L'abus n'excluant pas l'usage et inversement, nous nous adonnâmes sans retenu à l'assimilation de tétrahydrocannabinol, bien loin de toutes considérations dogmatiques liées à de tels pratiques. Point d'apostasie de quelque ordre, juste la joie, l'ivresse et la fraternité, unissant deux frères en partance pour une soirée musicale d'anthologie. 

La mise en stratosphère par le concert d'Archive fut une réussite complète. À l’unisson, nous vibrâmes unis comme jamais par cet irrépressible amour de la musique...

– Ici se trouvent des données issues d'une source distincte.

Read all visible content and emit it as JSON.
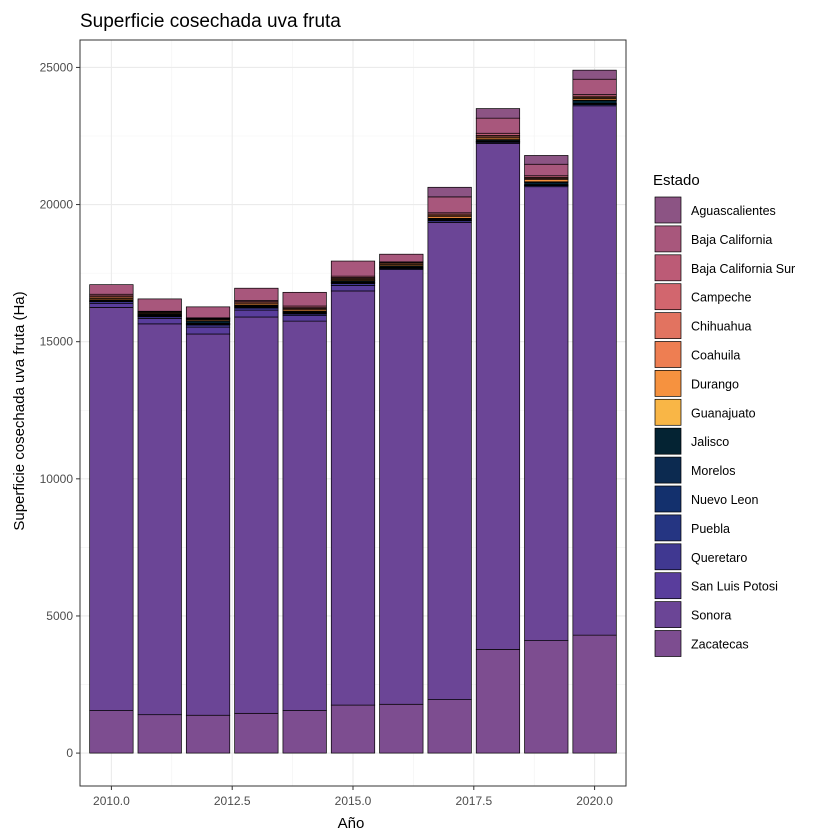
{
  "chart_data": {
    "type": "bar",
    "stacked": true,
    "title": "Superficie cosechada uva fruta",
    "xlabel": "Año",
    "ylabel": "Superficie cosechada uva fruta (Ha)",
    "x": [
      2010,
      2011,
      2012,
      2013,
      2014,
      2015,
      2016,
      2017,
      2018,
      2019,
      2020
    ],
    "x_ticks": [
      2010.0,
      2012.5,
      2015.0,
      2017.5,
      2020.0
    ],
    "x_tick_labels": [
      "2010.0",
      "2012.5",
      "2015.0",
      "2017.5",
      "2020.0"
    ],
    "xlim": [
      2009.35,
      2020.65
    ],
    "y_ticks": [
      0,
      5000,
      10000,
      15000,
      20000,
      25000
    ],
    "y_tick_labels": [
      "0",
      "5000",
      "10000",
      "15000",
      "20000",
      "25000"
    ],
    "ylim": [
      -1200,
      26000
    ],
    "grid": true,
    "legend_title": "Estado",
    "legend_position": "right",
    "series": [
      {
        "name": "Aguascalientes",
        "color": "#8c5484",
        "values": [
          0,
          0,
          0,
          0,
          0,
          0,
          0,
          350,
          350,
          320,
          330
        ]
      },
      {
        "name": "Baja California",
        "color": "#a8577c",
        "values": [
          350,
          450,
          400,
          450,
          500,
          550,
          280,
          580,
          550,
          420,
          560
        ]
      },
      {
        "name": "Baja California Sur",
        "color": "#bc5b76",
        "values": [
          60,
          20,
          20,
          40,
          60,
          50,
          30,
          50,
          80,
          60,
          60
        ]
      },
      {
        "name": "Campeche",
        "color": "#d2666e",
        "values": [
          0,
          0,
          0,
          0,
          0,
          0,
          0,
          0,
          0,
          0,
          0
        ]
      },
      {
        "name": "Chihuahua",
        "color": "#e27360",
        "values": [
          40,
          20,
          20,
          40,
          30,
          30,
          20,
          40,
          50,
          40,
          40
        ]
      },
      {
        "name": "Coahuila",
        "color": "#ee7e52",
        "values": [
          50,
          30,
          30,
          40,
          40,
          40,
          40,
          50,
          40,
          40,
          40
        ]
      },
      {
        "name": "Durango",
        "color": "#f6923f",
        "values": [
          50,
          30,
          40,
          50,
          50,
          40,
          50,
          60,
          60,
          80,
          60
        ]
      },
      {
        "name": "Guanajuato",
        "color": "#f9b646",
        "values": [
          20,
          10,
          10,
          20,
          20,
          10,
          20,
          20,
          20,
          20,
          20
        ]
      },
      {
        "name": "Jalisco",
        "color": "#042333",
        "values": [
          20,
          30,
          80,
          20,
          30,
          40,
          40,
          30,
          40,
          80,
          100
        ]
      },
      {
        "name": "Morelos",
        "color": "#0c2a50",
        "values": [
          10,
          20,
          20,
          20,
          20,
          20,
          20,
          20,
          20,
          20,
          20
        ]
      },
      {
        "name": "Nuevo Leon",
        "color": "#13306d",
        "values": [
          10,
          20,
          20,
          20,
          20,
          20,
          10,
          10,
          10,
          10,
          10
        ]
      },
      {
        "name": "Puebla",
        "color": "#253582",
        "values": [
          10,
          20,
          20,
          20,
          20,
          20,
          10,
          10,
          10,
          10,
          10
        ]
      },
      {
        "name": "Queretaro",
        "color": "#403891",
        "values": [
          60,
          60,
          80,
          80,
          60,
          70,
          40,
          60,
          40,
          40,
          50
        ]
      },
      {
        "name": "San Luis Potosi",
        "color": "#593d9c",
        "values": [
          150,
          200,
          250,
          250,
          200,
          200,
          0,
          0,
          0,
          0,
          0
        ]
      },
      {
        "name": "Sonora",
        "color": "#6b4596",
        "values": [
          14700,
          14250,
          13900,
          14450,
          14200,
          15100,
          15850,
          17400,
          18450,
          16550,
          19300
        ]
      },
      {
        "name": "Zacatecas",
        "color": "#7d4d90",
        "values": [
          1550,
          1400,
          1380,
          1450,
          1550,
          1750,
          1780,
          1950,
          3780,
          4100,
          4300
        ]
      }
    ]
  }
}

Une douce lumière, des températures qui ne le fussent pas moins caressèrent en ce milieu d'après-midi les fenêtres de l'appartement... Une telle sollicitude nous poussa Ethan, Marina, Olivier et moi, après un rapide consensus, vers l'extérieur, ses promesses et ses inconnues.

Ma mobilité étant concomitante à ma SEP, nous optâmes pour une sortie en fauteuil, qui ne briderait pas notre escapade urbaine. Notre petite tribu se mit en branle tranquillement, tous pourvus de nos appareils photos. Olivier s'attribua le premier le rôle de (mon) chauffeur. 
Malgré nos outrances de la nuit, j'eus la sagacité de nous orienter au jardin de ville et ses couleurs flamboyantes, que seule l'essence de l'automne se plaît à nous offrir. Nous empruntâmes quelques rues, quand en plein dans ma ligne de mire, soudainement je le vis !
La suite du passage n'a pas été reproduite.